There are millions of concepts and entities, what makes some related but not others? This question is difficult and I don’t have the definitive answer. But it is a good start to list some classes of relatedness.
Similarity is often considered as a special case of relatedness. Apparently the terminology is confusing here as topical similarity and domain similarity have been used in place of relatedness (see Hill et al. 2014). I would like to talk about the similarity that holds between bicycle and scooter, president and director, Cristiano Ronaldo and Zinedine Zidane. As you may readily see, two things or persons in these pairs are related by virtue of their various shared characteristics. It is not just the use of bicycles and scooters that make them similar, they also resemble each other in appearance, structure, material, mechanism… Football fans may disagree on the similarity of CR7 and Zizou but think of the similarity between, for example, Cristiano Ronaldo and Barack Obama, you will see that the two football players resemble each other more than they resemble most things and people in the world.
Co-occurrence is the favorite relatedness of computational linguists. Here, two things are related because they happen to come together, either in the mind or in the world, but researchers mostly extract it from text. Well, of course, things don’t just happen to come together, they do so for a reason. But we hardly care, all that matters is numbers like PPMI, t-test, SVD, cosine similarity, etc. The criticism of statistical techniques in general is usually silenced on the ground that they give good results. For the same reason I think, although they are ugly and give little insight if any, they are here to stay.

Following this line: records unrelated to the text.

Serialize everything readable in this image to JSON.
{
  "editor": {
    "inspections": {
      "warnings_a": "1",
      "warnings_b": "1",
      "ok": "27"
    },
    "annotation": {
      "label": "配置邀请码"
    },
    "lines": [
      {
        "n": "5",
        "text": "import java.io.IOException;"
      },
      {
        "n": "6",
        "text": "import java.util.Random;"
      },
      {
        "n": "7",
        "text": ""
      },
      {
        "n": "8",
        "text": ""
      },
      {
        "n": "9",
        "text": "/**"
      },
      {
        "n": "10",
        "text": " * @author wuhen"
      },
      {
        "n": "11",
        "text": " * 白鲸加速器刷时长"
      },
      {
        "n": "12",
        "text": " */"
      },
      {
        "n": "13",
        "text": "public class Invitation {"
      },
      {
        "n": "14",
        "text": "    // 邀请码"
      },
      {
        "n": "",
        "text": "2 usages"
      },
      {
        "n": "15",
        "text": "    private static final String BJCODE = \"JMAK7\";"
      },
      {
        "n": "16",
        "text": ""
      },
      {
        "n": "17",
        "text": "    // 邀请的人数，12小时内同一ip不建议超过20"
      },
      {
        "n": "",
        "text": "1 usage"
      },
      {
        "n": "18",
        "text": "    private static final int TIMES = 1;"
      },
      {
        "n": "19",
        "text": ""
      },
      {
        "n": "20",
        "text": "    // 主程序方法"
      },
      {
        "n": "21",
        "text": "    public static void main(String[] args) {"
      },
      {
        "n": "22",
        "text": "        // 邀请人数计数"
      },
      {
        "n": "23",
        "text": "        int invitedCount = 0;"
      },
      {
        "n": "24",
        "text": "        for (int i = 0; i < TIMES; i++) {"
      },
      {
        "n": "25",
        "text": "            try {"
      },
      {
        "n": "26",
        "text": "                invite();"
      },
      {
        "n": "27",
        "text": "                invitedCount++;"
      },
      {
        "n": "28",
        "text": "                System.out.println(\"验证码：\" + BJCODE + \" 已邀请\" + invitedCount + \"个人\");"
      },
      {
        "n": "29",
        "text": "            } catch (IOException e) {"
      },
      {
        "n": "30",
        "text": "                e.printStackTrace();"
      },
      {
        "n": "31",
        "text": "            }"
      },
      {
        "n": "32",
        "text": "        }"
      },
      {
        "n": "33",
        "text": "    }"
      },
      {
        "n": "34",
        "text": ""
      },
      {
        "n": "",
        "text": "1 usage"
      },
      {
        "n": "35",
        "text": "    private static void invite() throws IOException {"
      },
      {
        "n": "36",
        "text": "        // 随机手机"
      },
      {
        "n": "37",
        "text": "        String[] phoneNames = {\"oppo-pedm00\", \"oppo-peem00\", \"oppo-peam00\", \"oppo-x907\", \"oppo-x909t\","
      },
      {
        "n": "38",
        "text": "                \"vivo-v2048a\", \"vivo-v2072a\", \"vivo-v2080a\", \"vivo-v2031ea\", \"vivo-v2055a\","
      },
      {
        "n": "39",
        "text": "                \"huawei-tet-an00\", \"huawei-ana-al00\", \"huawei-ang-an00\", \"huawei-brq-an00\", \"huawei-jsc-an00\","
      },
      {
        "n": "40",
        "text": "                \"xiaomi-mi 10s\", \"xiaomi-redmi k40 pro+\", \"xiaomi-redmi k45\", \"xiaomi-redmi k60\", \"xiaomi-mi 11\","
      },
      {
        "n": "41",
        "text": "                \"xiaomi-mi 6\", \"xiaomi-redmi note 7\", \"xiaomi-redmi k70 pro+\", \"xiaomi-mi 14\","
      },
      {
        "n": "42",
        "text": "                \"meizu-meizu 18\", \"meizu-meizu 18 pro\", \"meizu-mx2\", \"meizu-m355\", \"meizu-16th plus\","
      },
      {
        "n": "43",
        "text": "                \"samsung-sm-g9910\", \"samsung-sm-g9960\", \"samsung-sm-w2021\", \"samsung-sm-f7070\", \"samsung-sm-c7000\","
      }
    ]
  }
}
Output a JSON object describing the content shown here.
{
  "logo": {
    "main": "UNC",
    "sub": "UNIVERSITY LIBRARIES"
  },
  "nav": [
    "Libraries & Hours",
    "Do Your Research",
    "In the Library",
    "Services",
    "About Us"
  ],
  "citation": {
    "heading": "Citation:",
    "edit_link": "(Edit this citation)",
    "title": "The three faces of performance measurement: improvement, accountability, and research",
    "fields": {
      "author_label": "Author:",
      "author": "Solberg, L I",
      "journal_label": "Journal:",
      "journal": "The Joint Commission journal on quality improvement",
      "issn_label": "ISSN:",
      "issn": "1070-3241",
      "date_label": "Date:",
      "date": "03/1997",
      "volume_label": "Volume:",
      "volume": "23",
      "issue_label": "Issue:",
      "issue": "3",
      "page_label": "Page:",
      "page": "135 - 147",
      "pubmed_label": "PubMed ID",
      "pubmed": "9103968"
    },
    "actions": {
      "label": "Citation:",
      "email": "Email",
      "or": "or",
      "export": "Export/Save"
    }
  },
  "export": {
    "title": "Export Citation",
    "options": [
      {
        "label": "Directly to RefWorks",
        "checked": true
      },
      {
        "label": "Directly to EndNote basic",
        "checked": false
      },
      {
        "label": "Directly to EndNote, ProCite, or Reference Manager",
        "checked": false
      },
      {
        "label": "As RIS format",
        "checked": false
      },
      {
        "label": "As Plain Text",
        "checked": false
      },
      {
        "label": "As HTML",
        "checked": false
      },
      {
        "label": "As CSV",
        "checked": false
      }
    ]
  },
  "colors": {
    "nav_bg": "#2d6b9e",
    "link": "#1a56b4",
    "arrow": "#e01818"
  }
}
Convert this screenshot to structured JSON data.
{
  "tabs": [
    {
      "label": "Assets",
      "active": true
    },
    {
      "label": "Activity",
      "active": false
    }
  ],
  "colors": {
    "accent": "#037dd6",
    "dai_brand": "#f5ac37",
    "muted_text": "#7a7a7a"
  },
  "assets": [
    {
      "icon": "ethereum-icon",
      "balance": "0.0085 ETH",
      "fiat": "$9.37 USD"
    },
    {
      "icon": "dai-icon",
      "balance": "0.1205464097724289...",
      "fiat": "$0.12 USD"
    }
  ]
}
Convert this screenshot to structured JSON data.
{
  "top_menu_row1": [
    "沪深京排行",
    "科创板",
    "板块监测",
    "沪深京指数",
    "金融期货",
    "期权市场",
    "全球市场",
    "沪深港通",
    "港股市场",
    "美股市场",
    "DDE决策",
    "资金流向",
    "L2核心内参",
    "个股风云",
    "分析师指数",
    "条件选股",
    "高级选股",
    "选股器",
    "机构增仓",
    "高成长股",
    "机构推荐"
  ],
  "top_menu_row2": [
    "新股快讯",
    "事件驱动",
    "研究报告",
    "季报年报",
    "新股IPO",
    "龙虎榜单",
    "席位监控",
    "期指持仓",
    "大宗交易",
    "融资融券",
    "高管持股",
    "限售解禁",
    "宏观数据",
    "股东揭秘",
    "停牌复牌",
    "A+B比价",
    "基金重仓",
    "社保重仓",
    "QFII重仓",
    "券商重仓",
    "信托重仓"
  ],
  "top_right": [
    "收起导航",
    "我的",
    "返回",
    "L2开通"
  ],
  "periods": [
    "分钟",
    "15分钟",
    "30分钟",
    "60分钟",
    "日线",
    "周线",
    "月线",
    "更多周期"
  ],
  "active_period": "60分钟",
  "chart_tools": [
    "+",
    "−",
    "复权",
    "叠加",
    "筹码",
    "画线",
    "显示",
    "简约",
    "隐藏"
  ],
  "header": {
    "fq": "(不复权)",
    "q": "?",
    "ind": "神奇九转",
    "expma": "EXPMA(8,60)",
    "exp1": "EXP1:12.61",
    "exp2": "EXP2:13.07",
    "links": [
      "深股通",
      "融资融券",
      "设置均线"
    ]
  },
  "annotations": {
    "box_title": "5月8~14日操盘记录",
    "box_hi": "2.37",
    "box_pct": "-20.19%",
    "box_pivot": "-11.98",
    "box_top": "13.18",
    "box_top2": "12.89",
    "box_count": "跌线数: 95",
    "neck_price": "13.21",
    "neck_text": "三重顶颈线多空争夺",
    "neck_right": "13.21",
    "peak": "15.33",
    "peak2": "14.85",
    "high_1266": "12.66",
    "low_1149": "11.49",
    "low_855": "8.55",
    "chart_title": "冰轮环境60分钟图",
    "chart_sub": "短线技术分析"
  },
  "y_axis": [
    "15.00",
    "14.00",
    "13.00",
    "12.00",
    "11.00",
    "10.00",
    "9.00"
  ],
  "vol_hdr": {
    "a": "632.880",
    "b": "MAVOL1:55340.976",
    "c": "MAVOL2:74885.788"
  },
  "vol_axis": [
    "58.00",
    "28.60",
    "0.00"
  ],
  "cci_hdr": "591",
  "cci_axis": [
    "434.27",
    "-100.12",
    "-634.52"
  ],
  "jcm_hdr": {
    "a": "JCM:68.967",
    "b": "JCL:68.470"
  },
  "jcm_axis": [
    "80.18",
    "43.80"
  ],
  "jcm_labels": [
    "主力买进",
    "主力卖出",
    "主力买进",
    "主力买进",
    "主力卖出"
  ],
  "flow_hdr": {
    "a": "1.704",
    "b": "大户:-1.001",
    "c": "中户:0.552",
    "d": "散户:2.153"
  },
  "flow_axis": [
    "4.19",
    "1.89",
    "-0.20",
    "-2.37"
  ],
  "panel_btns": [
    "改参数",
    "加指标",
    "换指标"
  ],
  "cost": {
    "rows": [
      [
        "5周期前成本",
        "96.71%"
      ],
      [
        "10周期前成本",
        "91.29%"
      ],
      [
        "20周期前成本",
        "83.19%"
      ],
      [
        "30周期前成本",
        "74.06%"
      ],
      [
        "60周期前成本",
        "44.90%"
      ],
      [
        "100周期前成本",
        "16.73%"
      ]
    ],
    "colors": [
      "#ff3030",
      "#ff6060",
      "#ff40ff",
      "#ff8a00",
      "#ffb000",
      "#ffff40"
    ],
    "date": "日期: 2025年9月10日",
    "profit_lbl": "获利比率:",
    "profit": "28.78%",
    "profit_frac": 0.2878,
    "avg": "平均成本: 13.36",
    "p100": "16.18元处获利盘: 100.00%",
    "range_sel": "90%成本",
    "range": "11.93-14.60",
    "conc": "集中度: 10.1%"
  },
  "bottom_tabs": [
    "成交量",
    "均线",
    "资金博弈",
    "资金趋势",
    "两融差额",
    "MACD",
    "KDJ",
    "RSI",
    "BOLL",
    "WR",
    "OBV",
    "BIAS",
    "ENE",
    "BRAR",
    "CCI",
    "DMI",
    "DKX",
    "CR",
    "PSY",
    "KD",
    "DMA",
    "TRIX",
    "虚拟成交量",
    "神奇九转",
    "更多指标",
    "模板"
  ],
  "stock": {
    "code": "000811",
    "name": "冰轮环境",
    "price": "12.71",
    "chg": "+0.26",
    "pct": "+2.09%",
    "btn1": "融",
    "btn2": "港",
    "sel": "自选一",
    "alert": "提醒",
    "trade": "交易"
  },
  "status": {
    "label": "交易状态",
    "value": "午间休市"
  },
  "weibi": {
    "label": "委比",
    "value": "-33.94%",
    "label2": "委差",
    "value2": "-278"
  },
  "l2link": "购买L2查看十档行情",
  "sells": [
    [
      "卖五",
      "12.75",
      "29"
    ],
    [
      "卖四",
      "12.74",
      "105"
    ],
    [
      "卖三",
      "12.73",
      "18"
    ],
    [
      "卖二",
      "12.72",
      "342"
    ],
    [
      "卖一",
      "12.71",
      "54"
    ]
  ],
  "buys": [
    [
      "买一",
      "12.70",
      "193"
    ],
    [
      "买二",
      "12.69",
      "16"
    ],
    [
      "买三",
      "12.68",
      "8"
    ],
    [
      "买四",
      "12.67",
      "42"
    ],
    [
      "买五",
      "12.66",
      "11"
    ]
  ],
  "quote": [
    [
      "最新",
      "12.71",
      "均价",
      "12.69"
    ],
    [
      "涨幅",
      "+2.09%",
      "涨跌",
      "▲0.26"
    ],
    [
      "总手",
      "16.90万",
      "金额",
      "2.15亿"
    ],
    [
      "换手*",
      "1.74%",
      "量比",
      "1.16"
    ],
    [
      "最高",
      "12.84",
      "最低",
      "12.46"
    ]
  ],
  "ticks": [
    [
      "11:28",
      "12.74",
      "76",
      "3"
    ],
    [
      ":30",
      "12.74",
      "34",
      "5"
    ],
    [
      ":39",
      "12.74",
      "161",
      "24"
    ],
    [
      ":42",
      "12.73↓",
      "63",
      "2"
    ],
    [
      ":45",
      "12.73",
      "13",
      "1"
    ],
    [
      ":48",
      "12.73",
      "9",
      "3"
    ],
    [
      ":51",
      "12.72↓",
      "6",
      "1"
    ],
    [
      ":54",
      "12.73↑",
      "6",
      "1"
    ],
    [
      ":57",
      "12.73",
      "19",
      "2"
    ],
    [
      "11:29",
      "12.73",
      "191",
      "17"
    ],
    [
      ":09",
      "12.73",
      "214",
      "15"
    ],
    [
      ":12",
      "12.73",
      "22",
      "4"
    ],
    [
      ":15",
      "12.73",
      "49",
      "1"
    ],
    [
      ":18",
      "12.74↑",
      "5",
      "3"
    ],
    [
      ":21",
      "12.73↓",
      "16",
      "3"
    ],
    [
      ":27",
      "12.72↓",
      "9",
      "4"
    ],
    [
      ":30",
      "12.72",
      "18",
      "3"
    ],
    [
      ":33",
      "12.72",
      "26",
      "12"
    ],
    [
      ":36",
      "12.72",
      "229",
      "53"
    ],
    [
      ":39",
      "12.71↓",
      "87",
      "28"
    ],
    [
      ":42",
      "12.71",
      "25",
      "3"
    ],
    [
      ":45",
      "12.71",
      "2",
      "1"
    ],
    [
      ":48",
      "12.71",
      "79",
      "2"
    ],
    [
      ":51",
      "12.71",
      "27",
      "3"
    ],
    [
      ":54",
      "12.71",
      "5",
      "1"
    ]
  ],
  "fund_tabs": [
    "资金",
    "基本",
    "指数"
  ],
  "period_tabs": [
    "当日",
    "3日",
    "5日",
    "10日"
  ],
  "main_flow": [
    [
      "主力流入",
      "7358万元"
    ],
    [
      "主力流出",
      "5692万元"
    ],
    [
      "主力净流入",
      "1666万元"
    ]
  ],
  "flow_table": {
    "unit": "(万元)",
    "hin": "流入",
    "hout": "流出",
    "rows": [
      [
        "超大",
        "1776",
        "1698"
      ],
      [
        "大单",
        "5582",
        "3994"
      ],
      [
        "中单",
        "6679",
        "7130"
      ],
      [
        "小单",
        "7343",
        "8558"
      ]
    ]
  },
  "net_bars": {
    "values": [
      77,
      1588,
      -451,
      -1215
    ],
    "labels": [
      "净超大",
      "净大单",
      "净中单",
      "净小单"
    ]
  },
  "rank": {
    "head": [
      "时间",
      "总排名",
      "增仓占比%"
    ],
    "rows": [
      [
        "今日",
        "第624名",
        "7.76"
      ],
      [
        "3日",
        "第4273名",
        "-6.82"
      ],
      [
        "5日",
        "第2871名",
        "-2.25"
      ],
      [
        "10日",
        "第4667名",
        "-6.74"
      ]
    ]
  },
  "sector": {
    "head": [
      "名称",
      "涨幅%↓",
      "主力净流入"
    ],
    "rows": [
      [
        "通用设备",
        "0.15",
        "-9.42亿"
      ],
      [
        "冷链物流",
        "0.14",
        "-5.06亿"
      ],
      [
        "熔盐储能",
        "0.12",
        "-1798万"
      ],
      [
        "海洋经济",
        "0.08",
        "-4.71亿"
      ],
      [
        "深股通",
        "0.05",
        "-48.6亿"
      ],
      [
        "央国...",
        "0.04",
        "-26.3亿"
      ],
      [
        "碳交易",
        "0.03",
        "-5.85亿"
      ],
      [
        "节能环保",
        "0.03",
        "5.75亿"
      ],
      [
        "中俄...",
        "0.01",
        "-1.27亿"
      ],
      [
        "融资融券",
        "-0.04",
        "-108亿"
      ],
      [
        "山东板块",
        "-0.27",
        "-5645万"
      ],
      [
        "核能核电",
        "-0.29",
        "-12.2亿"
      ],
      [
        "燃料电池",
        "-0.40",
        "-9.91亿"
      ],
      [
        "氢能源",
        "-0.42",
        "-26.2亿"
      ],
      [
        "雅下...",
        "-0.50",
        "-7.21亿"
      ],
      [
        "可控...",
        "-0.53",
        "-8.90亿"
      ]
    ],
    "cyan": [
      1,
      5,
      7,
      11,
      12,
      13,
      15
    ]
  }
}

Functional relation (sit–chair), part-whole relation (car–tire), subcategorization (gravy–boat) are some of many relations that can hold between two concepts. A paper lists 15-ish types of relations, many of them can be divided further. If we take into account ad-hoc relations such as authorship (J. K. Rowling–Harry Potter), location (Anne Frank–Amsterdam), marriage (David–Victoria Beckham)… there can possibly be as many types of relation as there are types of human activities and people keep creating new ones.
While they don’t necessarily coincide with co-occurrence, it is very hard to quantify the added value of those relations. It might very well be the case that a naive NLP system equipped with only co-occurrence information achieves 90% accuracy and all the other information improves it to 91%. One unfortunate trait of modern NLP is that if numbers (accuracy, F1, BLEU,…) are not good, the research is not valued.
In short, similarity and co-occurrence are the most important kinds of relatedness in NLP. While there are many others, they will attract little attention until their usefulness is proven.